When analyzing Ezra Pound's "In a Station of The Metro", it is helpful to first review the Imagist manifesto to guide which elements of the text apply to the various commandments. Like most short poems, every word included in the poem was carefully chosen to add value to the piece. In fact, the second tenant of the imagist manifesto is that poets are not to use any word that does not contribute to the poem's presentation. Knowing this, a good place to start examining is the diction. The words are all familiar which is important because in a poem this short you can't be inflicted with unfamiliar words or else the whole flow of the reading is interrupted and the desired effect of a sort of ephemerality is lost. The last two words- black bough, is the only instance of alliteration in the poem. This salience infers a deeper meaning, which I will explore further in this post.
The meter of the poem is in alignment with the imagist manifesto's third tenant- the rhythm should be composed in a musical rather than metronome sequence. The meter alternates between stressed and unstressed syllables with an exception to the last two words - black bough, two stressed syllables. This aberration of meter may be meant to show the sharp contrast between the soft faces and the inanimate, dark infrastructure of a metro station. Perhaps the author uses the added stress to convey a sense of unease in the setting.
Another clue into understanding the poem is in its structure. The brevity of the piece is not unlike its subjects. The apparition of the faces suggests that people are bustling and either entering/leaving the train station. It happens quickly, the people are strangers, and the trains come and go so there is no time for lingering. The conciseness of the poem emulates that fleeting quality.
The poem does not follow any established poetic form as it is only one sentence. It own form however, a sentence split with a semicolon, is worth taking a deeper look into. The first half of the sentence describes the scene in the metro as it really appears- a crowd of faces. The part following the semicolon still describes the scene however, does so metaphorically. The metaphor relates the faces to petals on a wet branch and subtly brings a soft image of nature into a seemingly dark station. Also, contrasting to the initial image of faces being apparitions, the comparison of the faces to petals give them a more fleshy, soft feeling. This intense imagery gives the unknown faces a sense of life.
A poem like this was quite divergent from its predecessors at the time and its use of vivid imagery and brevity must've stricken readers. The imagist manifesto was written in 1913 and the purpose of "In a Station of the Metro" must've been to introduce this new type of poetic expression. From the content and its messages as well, it may be argued that Pound wrote this piece to express his feelings towards man and the machine.
You did a good job in analyzing the text and describing the scene, which helped me understand the poem better. Your idea that the meter of the poem is closer to musical than metronome sequence is creative and vivid. You interpret the scene of the station and petals as a contrast of dark and light, man-made building and nature.
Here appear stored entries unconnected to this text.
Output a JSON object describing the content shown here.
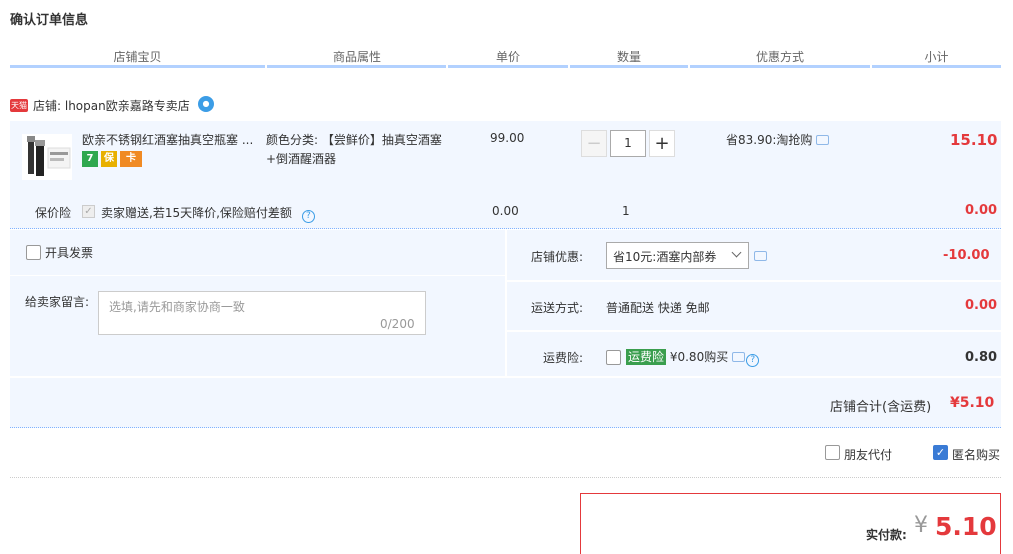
{
  "page": {
    "title": "确认订单信息"
  },
  "columns": [
    "店铺宝贝",
    "商品属性",
    "单价",
    "数量",
    "优惠方式",
    "小计"
  ],
  "shop": {
    "tag": "天猫",
    "label": "店铺: lhopan欧亲嘉路专卖店"
  },
  "item": {
    "name": "欧亲不锈钢红酒塞抽真空瓶塞 ...",
    "badges": [
      "7",
      "保",
      "卡"
    ],
    "attr": "颜色分类: 【尝鲜价】抽真空酒塞+倒酒醒酒器",
    "price": "99.00",
    "qty": "1",
    "qty_minus": "−",
    "qty_plus": "+",
    "discount": "省83.90:淘抢购",
    "subtotal": "15.10"
  },
  "insurance": {
    "label": "保价险",
    "check": "✓",
    "text": "卖家赠送,若15天降价,保险赔付差额",
    "help": "?",
    "price": "0.00",
    "qty": "1",
    "subtotal": "0.00"
  },
  "invoice": {
    "label": "开具发票"
  },
  "message": {
    "label": "给卖家留言:",
    "placeholder": "选填,请先和商家协商一致",
    "counter": "0/200"
  },
  "shop_discount": {
    "label": "店铺优惠:",
    "selected": "省10元:酒塞内部券",
    "amount": "-10.00"
  },
  "shipping": {
    "label": "运送方式:",
    "value": "普通配送 快递 免邮",
    "amount": "0.00"
  },
  "shipping_insurance": {
    "label": "运费险:",
    "tag": "运费险",
    "text": "¥0.80购买",
    "help": "?",
    "amount": "0.80"
  },
  "shop_total": {
    "label": "店铺合计(含运费)",
    "amount": "¥5.10"
  },
  "options": {
    "friend_pay": "朋友代付",
    "anonymous": "匿名购买",
    "check": "✓"
  },
  "payment": {
    "label": "实付款:",
    "currency": "¥",
    "amount": "5.10"
  },
  "colors": {
    "accent_red": "#e4393c",
    "header_line": "#b2d1ff",
    "row_bg": "#f2f7ff",
    "check_blue": "#3a7bd5"
  }
}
I agree with your point, but I also feel that faces in the dark station resembles petals on black bough. The two scenes are both similar and different from each other, which makes the poem appealing.
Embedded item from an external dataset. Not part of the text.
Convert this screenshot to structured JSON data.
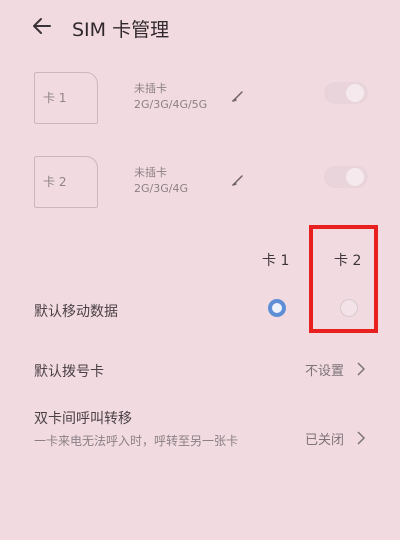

ReplyDeleteThe flow of your blog worked very well. It was easy to follow your argument and analysis of the poem. I especially loved the structure of the first paragraph. The way you start with a topic sentence introducing the poem as the subject of your analysis, then use a transition sentence – “Like most short poems…” – to introduce the second part of the prompt, the Imagist Manifesto, was very concise and easy to follow. Then your transition to the first criteria, was very smooth. The only critique I have is that in this first paragraph you add a sentence about the poem. I understand it would be difficult since the poem is so short and it is hard to summarize since it is hard to interpret. However, possibly even quoting the poem would be helpful, since it is short and it would also give the reader more background and therefore a better understanding of your analysis. I think it’s important, because it adds a little context to the beginning of the essay as opposed to jumping into the subject before the subject is even explained.